Auch Marokko ist „eindeutig stärker geworden“, während ein Rätsel bleibt, weshalb die Nachfrage nach Südafrika und Namibia „allgemein heuer nicht so hoch“ ist: Denn der südafrikanische Rand befände sich vom Wechselkurs her „wieder in guter Höhe“ und das Land habe mit Cyril Ramaphosa „einen erfreulichen Präsidenten“.

Während das südliche Afrika „bei uns ein bisschen hinter dem Vorjahr“ liegt, hat „das restliche Afrika mehr Raum gefunden“. Kneissl-Neumayer nennt Länder wie Uganda („da kommt niemand zurück, der nicht begeistert ist“), Äthiopien („irre landschaftliche Vielfalt sowie kleine und Kleinststämme, die so leben, wie wir uns Afrika vorstellen“) und in Westafrika die Kombi Ghana-Togo-Benin.

Wie steht es mit Island? Ist die Destination aufgrund des Booms asiatischer Gäste tatsächlich zu teuer und zu überlaufen? Da wird Kneissl-Neumayer, die Island erstmals 1978 bereiste, ernst: „Die haben keine Asiaten gebraucht, um die Preise zu zerstören“, denn die Isländer hätten „nicht den Punkt erkannt, wo die Preise zu hoch sind“. Das Aufkommen aus Deutschland erlebte im Vorjahr einen Einbruch (-25 Prozent), bei Kneissl waren es 12,5 Prozent, was sich heuer wiederholt. Allerdings sind „vom Vorjahr auf heuer erstmals die Preise nicht in die Höhe gegangen“. „Overtourism“ gebe es nur an bestimmten Punkten und zu bestimmten Uhrzeiten entlang der Südküste. Im Westen (z. B. auf der Snæfellsnes Halbinsel), im Norden und Osten des Landes gebe es hingegen „kaum Touristen und auch kaum Isländer“.

Unter dem Strich habe Island aber „für das, was ich dort sehen und in der fast unberührten Natur mit wild fließenden Gewässern erleben kann, ein gerade noch akzeptables Preis/Leistungsverhältnis“. Flugpartner ist ausschließlich Austrian Holidays. In der Off-Season gebe es leider keine Flüge, da keine Durchgangstarife von LH für die Zubringer zu den Icelandair-Flügen ab Deutschland offeriert werden. Neben „vielen Gruppen“ besteht im Island-Aufkommen auch ein „starker Anteil an individuellen Gästen“.

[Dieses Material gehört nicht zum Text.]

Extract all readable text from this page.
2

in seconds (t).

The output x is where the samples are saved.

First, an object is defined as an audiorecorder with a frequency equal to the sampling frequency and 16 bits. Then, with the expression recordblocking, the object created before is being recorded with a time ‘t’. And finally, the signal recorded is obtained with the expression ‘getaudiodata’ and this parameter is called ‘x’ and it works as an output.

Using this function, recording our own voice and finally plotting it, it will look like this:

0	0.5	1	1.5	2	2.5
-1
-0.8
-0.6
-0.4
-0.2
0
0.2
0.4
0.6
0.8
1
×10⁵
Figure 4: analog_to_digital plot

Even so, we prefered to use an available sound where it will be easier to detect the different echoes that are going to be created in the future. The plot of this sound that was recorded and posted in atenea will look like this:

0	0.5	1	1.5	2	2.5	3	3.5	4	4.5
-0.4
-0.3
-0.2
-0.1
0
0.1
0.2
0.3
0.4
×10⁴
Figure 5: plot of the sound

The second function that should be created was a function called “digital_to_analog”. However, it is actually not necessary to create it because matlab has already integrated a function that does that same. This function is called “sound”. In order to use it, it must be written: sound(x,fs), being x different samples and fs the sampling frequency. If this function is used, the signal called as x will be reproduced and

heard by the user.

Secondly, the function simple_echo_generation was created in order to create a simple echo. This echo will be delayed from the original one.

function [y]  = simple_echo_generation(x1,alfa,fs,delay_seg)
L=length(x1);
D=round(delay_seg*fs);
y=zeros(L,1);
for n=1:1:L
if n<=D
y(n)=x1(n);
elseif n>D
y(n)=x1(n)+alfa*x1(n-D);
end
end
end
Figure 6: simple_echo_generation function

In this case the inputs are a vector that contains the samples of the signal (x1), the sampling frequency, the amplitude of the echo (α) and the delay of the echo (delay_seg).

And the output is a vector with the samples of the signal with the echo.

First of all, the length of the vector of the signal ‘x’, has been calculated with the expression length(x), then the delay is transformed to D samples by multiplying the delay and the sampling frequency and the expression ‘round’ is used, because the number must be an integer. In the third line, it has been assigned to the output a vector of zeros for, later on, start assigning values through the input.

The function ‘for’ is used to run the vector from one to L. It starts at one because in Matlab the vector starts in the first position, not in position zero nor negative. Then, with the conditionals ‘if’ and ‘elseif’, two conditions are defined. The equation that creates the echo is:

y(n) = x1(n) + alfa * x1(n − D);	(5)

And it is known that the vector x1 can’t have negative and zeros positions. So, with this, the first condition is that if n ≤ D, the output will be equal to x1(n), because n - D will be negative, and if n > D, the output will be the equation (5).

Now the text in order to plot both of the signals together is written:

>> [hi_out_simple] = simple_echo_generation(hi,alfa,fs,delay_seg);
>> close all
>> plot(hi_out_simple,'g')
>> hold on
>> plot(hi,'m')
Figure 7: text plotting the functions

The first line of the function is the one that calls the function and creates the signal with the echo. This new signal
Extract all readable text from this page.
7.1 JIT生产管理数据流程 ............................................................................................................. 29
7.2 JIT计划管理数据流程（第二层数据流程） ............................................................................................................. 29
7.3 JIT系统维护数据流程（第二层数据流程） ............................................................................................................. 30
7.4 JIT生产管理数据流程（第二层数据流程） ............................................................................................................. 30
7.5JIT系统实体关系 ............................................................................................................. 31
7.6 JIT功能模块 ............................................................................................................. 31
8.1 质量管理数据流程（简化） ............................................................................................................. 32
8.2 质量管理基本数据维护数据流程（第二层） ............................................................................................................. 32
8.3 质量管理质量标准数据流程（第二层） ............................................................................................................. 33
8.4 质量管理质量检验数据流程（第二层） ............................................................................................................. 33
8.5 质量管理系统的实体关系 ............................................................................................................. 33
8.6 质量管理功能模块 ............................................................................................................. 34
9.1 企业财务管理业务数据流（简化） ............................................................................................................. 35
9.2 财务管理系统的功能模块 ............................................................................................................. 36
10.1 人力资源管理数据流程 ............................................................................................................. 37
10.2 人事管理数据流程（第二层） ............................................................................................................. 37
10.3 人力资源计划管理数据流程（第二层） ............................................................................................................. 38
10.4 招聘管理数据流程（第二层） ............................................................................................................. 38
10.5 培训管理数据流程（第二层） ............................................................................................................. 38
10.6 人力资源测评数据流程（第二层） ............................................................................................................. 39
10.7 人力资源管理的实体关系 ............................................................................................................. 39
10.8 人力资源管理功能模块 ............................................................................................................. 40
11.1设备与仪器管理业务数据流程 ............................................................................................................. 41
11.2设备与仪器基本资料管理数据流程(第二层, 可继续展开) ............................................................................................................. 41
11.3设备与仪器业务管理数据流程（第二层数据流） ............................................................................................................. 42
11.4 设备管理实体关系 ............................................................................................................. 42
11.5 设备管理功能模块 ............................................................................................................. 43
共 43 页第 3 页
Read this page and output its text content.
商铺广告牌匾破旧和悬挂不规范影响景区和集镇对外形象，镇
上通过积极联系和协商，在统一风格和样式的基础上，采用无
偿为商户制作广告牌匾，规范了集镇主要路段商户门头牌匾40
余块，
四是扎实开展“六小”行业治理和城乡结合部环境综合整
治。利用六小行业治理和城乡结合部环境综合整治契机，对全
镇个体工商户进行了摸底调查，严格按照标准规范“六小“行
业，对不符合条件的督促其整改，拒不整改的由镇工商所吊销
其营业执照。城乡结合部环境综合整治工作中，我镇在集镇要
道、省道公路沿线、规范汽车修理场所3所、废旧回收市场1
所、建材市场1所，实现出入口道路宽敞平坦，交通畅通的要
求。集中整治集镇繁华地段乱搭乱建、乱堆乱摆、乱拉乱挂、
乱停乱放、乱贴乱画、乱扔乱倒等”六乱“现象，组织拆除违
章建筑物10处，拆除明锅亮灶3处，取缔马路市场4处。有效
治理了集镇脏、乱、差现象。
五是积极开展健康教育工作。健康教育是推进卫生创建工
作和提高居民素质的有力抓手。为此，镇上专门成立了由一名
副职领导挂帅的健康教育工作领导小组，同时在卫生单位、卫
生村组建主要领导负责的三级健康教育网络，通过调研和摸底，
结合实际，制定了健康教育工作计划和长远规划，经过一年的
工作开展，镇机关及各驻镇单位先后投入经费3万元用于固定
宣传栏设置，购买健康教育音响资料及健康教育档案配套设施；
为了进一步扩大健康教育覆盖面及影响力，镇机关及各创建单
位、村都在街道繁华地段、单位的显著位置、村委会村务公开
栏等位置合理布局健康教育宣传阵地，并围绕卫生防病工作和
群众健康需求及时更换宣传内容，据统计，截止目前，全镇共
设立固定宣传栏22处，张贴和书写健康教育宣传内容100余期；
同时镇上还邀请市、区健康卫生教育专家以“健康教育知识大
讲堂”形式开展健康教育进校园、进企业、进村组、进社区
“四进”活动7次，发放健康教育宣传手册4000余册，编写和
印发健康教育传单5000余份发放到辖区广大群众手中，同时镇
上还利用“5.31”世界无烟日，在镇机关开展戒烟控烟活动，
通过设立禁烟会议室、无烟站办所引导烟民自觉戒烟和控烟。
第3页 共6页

Individuell wird neben dem Gruppengeschäft erstmals auch Südamerika bereist. Hier hat Kneissl Touristik mit Robert Kraus seit Anfang Mai einen absoluten Kenner der Region (zuvor beim deutschen Südamerika-Spezialisten RuppertBrasil). Kraus übernimmt nicht nur selbst Reiseleitungen, sondern arbeitet für KundInnen auch individuelle Angebote aus.

Generell liegt aber bei Kneissl der Fokus „fast ausschließlich auf Gruppen“ (tw. Kleingruppen bis max. 18 TeilnehmerInnen, Skandinavien-Touren mit bis zu 34 Personen, sonst liegt der Durchschnitt zwischen 20 und 25 Gästen pro Tour). „Fast alles wird von uns direkt bei Hotels und Bus­unternehmen etc. reserviert. Das ermöglicht uns eine bessere Qualitätskontrolle und bessere Preise.“ Kneissl produziert pro Jahr drei Kataloge (Europa, Nordland, Fernreisen) und dann im Frühsommer zwei Zwischen-Kataloge (Europa & Nordland von Herbst bis Juni, sowie Fernreisen). Ergänzt wird dies um den Katalog für „Tagesfahrten“ (Musikreisen) im Bus, rein für den OÖ Markt. Zusammengearbeitet wird mit allen Reisebüros in Österreich („350 bis 400 sind wirklich aktive“).

Eines noch zum Abschluss: Das Kneissl-Team ist in den Destinatio­nen auch sozial stark engagiert: So bestehen aktuell Wasser-Projekte in Kambodscha und in Rumänien werden Schul-Initiativen unterstützt, etwa für Roma in Hermannstadt, wo jetzt die Kinder – was früher die Ausnahme war – täglich zur Schule gehen können. Auch diesbezüglich haben Elisabeth Kneissl-Neumayr und ihr Team also einiges bewegt. 

Kneissl-Zentrale und vier Reisebüros

Das Team von Kneissl Touristik in Lambach besteht aus 30 MitarbeiterInnen („fast nur weiblich, vier Männer“), zwei Damen befinden sich aktuell in Karenz. Neben Geschäftsleitung, Produktion und einer eigenen IATA-Abteilung gibt es an diesem Standort auch ein Reisebüro mit zwei Mitarbeiterinnen und einem Lehrling.
Dazu kommen drei weitere Reisebüros: in St. Pölten (Filialleiterin seit November Birgit Fuchs, ehem. Raiffeisen, 5 Teilzeit-MitarbeiterInnen), Wien Opernringhof (4 MitarbeiterInnen, „könnten auch fünf sein“) und Salzburg (Linzergasse, 3 MitarbeiterInnen mit Thomas Scheuringer als Filialleiter, ehem. Amex, „bin glücklich ihn bekommen zu haben“, sowie Walter Brunner, der bereits in Pension ist, aber an zwei Tagen pro Woche für StammkundInnen zur Verfügung steht).